Sulla politica e sugli altri giornali. Tutti temono Il Fatto. Naturalmente questo potere si moltiplicherà per dieci e per cento se Il Fatto aggiungerà nella cassetta dei suoi attrezzi di potere anche l’Eni. Ci troveremo di fronte a un giornale che è espressione del governo, della magistratura e dell’Eni”. Da ciò si deduce che non i grillini ma il gruppo del Fatto sia entrato nella stanza dei bottoni e abbia opzionato il tasto più potente. Non si pensi però che i Cinque stelle siano una banda di sprovveduti. Non si sono sporcati le mani per niente o per fare regali agli amici degli amici. Luigi Di Maio è riuscito a piazzare un suo uomo nel Consiglio di amministrazione di Leonardo Spa. Si tratta di Carmine America, conterraneo ed amico personale nonché collaboratore del ministro degli Esteri.
È ipotizzabile che il ruolo assegnatogli nella principale azienda del comparto Difesa non sia quello di tenere alta la bandiera dei sacri furori anti-militaristi dei grillini ma di presidiare le scelte strategiche dell’azienda, in particolare riguardo al sito industriale Leonardo-Finmeccanica di Pomigliano d’Arco, dove lo scarso anno sono confluiti 130milioni di euro di investimenti per rilanciare la produzione. E Di Maio, come l’alieno E.T., quando sente nominare Pomigliano d’Arco risponde: casa. L’aver ceduto il grosso della torta in palio al Pd ha consentito al partito di Beppe Grillo di affondare i denti sul boccone ghiotto: la guida di Monte dei Paschi di Siena. Con la designazione in quota M5s di Guido Bastianini, ex vicedirettore di Capitalia, presidente di Banca Profilo e, nel 2017, ad di Banca Carige, e la presenza consolidata in Cassa depositi e prestiti, si consolida l’assalto grillino al cielo della grande finanza italiana. Oggi Beppe Grillo potrà rispondere affermativamente alla medesima domanda che, nel 2005, l’allora segretario dei Ds Piero Fassino rivolse, in una telefonata che non gli portò bene, a Giovanni Consorte, ad di Unipol: “Abbiamo una banca?”.

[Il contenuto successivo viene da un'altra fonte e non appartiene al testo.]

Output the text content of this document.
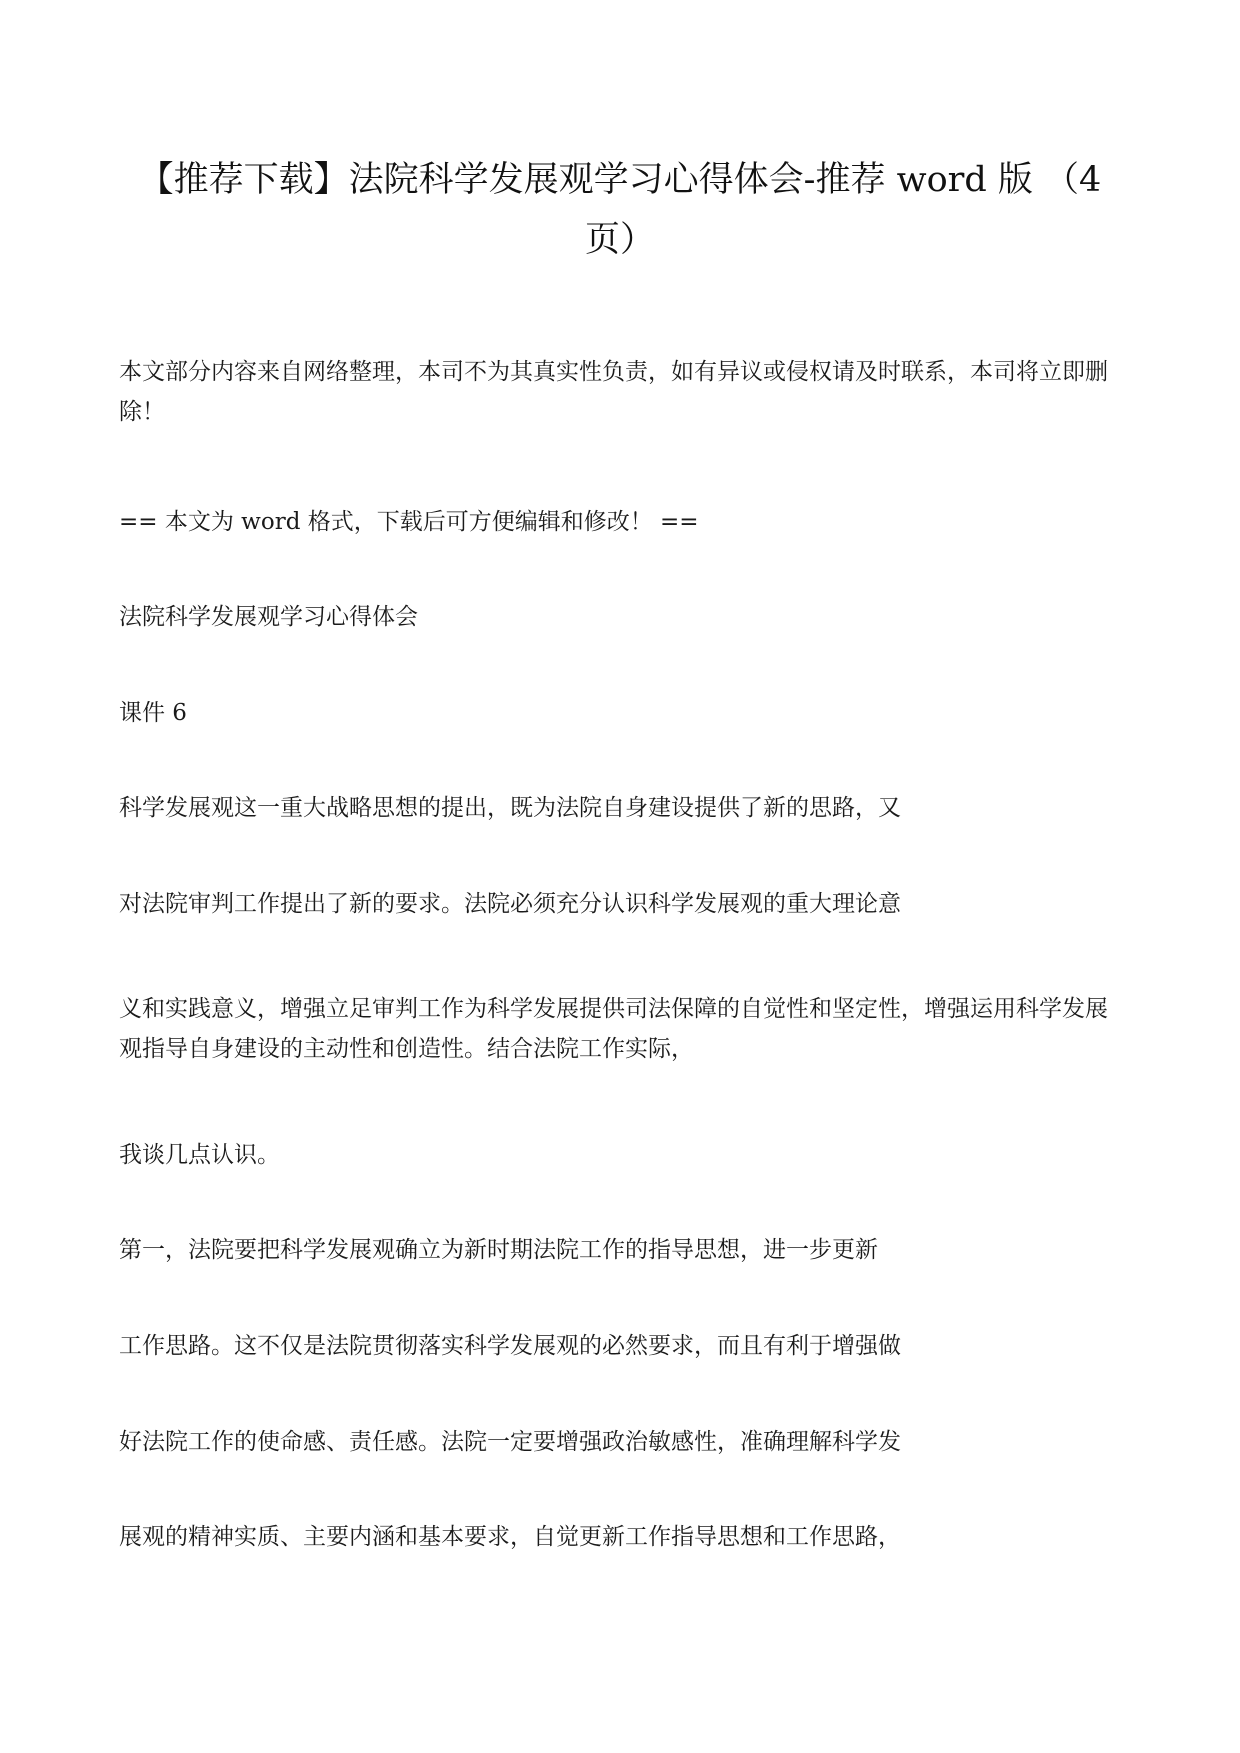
【推荐下载】法院科学发展观学习心得体会-推荐 word 版 （4 页）

本文部分内容来自网络整理，本司不为其真实性负责，如有异议或侵权请及时联系，本司将立即删除！

== 本文为 word 格式，下载后可方便编辑和修改！ ==

法院科学发展观学习心得体会

课件 6

科学发展观这一重大战略思想的提出，既为法院自身建设提供了新的思路，又

对法院审判工作提出了新的要求。法院必须充分认识科学发展观的重大理论意

义和实践意义，增强立足审判工作为科学发展提供司法保障的自觉性和坚定性，增强运用科学发展观指导自身建设的主动性和创造性。结合法院工作实际，

我谈几点认识。

第一，法院要把科学发展观确立为新时期法院工作的指导思想，进一步更新

工作思路。这不仅是法院贯彻落实科学发展观的必然要求，而且有利于增强做

好法院工作的使命感、责任感。法院一定要增强政治敏感性，准确理解科学发

展观的精神实质、主要内涵和基本要求，自觉更新工作指导思想和工作思路，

Questa tornata di nomine è stata politicamente strategica perché servirà ad avvelenare i pozzi alla prossima maggioranza governativa. Anche se tra sei mesi o un anno si dovesse tornare a votare e i Cinque stelle venissero ridotti al lumicino, un nuovo Governo della destra plurale dovrà affrontare una fatica ciclopica per mandare avanti il Paese avendo nei posti chiave dell’industria di Stato e della cassaforte pubblica gli alfieri dei “dem” e dei “grillini”. E allora sarà davvero dura cambiare il mondo.